2. Prescription drugs like-warfarin (Coumadin) prevent blood clotting, which may cause an uncoordinated drunk who falls to hemorrhage throughout the body. Other medications also affect intoxicated individuals in numerous ways, which is why taking a proper SAMPLE history is so vital for proper treatment and care.
Fetal Alcohol Syndrome
A pregnant woman who has more than five drinks a day puts her child at risk for physical, mental and emotional disabilities. Alcohol has also been found to induce birth prematurely.
Intoxication can be a serious medical emergency. Understanding how to judge, assess and treat the intoxicated patient can keep an EMT doing what he does best—helping others.
1. Andreoli TE, et al. Substance Abuse. Cecil Essentials of Medicine, 4th Ed., p. 942. Philadelphia, PA: W. B. Saunders Co., 1997.

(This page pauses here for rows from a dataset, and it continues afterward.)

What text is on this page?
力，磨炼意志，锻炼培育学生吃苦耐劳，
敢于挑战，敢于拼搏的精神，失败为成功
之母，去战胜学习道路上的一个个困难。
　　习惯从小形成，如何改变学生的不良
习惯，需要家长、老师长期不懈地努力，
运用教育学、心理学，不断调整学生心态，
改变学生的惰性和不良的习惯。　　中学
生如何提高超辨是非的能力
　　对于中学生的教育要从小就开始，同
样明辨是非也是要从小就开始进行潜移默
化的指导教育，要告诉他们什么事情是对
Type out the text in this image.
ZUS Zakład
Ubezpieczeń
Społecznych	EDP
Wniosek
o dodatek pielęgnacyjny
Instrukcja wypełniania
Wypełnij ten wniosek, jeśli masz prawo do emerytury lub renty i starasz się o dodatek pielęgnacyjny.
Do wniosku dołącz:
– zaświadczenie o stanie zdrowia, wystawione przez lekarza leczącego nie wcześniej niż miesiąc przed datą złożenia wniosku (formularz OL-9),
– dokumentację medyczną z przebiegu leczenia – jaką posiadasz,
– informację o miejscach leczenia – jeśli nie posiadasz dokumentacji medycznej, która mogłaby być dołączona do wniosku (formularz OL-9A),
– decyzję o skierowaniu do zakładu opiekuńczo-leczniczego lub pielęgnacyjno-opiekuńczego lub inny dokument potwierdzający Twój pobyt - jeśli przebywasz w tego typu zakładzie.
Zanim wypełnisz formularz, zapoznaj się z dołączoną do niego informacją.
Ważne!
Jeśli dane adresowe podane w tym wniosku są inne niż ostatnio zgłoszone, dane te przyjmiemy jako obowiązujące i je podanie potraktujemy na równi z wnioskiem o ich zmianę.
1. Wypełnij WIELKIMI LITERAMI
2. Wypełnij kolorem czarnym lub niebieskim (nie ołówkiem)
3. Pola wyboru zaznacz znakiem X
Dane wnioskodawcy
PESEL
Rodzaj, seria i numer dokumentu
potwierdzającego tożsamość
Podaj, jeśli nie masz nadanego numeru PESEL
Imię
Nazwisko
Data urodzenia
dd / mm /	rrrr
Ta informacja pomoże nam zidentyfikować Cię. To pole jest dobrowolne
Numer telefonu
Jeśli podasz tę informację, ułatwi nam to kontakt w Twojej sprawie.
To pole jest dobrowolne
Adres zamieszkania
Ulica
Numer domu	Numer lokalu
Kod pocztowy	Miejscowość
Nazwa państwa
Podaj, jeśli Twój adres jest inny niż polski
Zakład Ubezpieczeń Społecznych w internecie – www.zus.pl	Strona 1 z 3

2. Werfel P. When trauma masks a medical emergency.” JEMS 27(3):24, 2002.
3. Olmedo R, Hoffman RS. Withdrawal syndrome. Emerg Med Clin North Am 18(2):274, May 2000.
4. Ibid, p. 275.
5. Position Statements: Single-Dose Activated Charcoal. The American Academy of Clinical Toxicology. 2003. www.clintox.org/Pos_Statements/Charcoal.html. 14 June 2003.
6. Ibid, 278–282.
7. Alson R, Jobe D. Alcoholic Ketoacidosis. EMedicine. 16 May 2003. www.emedicine.com/EMERG/topic21.htm. 14 June 2003.